Saturday, February 5, 2011

Fine Art Prints

One exciting and very complicated area for collecting the works of Edward Gorey is Fine Art Prints. This area is quite large and can be very confusing. Because the topic is so extensive, I will be discussing prints in several postings.

The question I am often asked is, "Is this a print by Edward Gorey?". Much of the confusion comes from eBay, where Gorey Posters and Edward Gorey, The New Poster Book (see my posting from October 21, 2009 for information on these books) are often cut up and individual pages are sold as "prints". These are pages cut from a book and are not Fine Art prints, even though some may look like prints because of their large format. The cut pages are highly decorative when framed, but have virtually no collectible value. Copies of the complete books have value, the cut up books do not.

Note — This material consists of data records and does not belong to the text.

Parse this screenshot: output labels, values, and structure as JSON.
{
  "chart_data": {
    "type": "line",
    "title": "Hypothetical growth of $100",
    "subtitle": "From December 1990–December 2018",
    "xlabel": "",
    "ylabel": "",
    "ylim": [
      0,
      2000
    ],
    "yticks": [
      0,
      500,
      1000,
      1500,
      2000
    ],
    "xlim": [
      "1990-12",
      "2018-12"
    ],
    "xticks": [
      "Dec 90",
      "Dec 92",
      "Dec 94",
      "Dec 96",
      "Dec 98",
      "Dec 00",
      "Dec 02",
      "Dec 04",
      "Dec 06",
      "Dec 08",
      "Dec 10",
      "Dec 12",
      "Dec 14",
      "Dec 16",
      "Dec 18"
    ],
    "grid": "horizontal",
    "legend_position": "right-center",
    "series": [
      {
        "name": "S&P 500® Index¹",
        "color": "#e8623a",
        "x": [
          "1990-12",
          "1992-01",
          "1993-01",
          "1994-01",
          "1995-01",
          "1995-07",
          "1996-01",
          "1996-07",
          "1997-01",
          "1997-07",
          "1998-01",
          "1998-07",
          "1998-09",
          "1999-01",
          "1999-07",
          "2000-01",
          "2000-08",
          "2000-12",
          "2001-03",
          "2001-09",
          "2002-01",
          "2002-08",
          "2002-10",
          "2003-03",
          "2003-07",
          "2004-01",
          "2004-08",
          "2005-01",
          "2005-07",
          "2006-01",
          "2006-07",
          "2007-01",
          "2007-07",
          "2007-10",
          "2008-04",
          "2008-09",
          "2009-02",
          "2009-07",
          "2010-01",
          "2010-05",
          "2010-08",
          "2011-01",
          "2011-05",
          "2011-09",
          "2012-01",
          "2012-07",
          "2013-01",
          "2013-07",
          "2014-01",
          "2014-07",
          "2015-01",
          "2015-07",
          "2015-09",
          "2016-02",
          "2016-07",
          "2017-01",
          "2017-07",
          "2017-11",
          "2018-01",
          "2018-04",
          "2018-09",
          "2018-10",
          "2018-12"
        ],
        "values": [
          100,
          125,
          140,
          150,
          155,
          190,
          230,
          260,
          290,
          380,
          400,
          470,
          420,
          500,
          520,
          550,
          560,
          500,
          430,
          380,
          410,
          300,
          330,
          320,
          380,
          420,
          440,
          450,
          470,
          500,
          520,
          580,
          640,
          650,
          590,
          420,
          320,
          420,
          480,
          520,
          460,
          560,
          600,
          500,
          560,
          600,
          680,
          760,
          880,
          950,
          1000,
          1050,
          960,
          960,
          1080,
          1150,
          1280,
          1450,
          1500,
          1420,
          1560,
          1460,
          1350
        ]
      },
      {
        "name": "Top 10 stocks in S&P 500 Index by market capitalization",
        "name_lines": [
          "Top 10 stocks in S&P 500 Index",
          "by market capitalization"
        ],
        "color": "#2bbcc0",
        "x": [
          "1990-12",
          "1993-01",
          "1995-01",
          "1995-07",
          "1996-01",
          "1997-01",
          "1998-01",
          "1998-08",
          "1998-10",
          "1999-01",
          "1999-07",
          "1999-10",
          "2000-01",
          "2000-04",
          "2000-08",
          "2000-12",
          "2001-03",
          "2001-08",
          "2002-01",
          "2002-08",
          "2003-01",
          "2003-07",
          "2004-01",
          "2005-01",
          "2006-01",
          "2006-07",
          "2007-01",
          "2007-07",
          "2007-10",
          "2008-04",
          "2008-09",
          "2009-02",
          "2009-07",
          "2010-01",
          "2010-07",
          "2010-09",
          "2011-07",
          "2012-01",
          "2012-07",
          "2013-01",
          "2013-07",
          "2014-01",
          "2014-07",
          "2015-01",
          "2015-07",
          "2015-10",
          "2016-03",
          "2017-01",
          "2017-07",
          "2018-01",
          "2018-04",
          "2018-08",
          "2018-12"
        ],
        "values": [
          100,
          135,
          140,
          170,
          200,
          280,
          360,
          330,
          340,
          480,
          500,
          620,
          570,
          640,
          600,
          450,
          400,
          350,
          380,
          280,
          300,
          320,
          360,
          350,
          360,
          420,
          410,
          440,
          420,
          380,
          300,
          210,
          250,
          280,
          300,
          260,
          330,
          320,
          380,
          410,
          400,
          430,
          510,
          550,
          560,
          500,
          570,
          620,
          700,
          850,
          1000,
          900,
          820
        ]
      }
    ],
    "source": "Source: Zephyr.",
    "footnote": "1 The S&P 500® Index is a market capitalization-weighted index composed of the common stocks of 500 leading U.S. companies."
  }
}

The second most common printed Gorey image sold as a print is the John Locke Quote. A fantastic color image, the John Locke Quote was beautifully printed by Gotham Book Mart (from a piece of original artwork owned by Andreas Brown) as an oversized 8.75" x 7", blank greeting card printed on off-white paper, not card stock. The GBM information appears on the back of the card, but the folded flap is often cut off. This card appears so often as a Fine Art print that it gets confused easily, especially since Edward Gorey hand signed some of these cards.

Often, theatrical posters and broadsides produced for special events with images by Edward Gorey appear for sale listed as "prints". Once again, these are not fine art prints, even though many of them are signed and numbered. Here is yet another sub category of Gorey collecting!

Now that I have discussed which images are not actually Fine Art Prints (getting confused yet??), we can start to figure out which images are Fine Art later postings!


ampootozote said...

Noah..I read your comment and sent you an email. You can contact me directly at with photos...Irwin

Bloglion said...

I'm glad you've addressed this. It's frustrating to watch someone bid on a "print" when it isn't truly a print, knowing that you can't really warn them. I've seen signed bookplates that were inserted in some of the later re-issued books sell for far too much online only because they were framed and sold as prints.

Also, interestingly, I have a "John Locke" with a Gorey catalog printed inside and sent by Gotham, published about the time as The Back Doll. So many variations!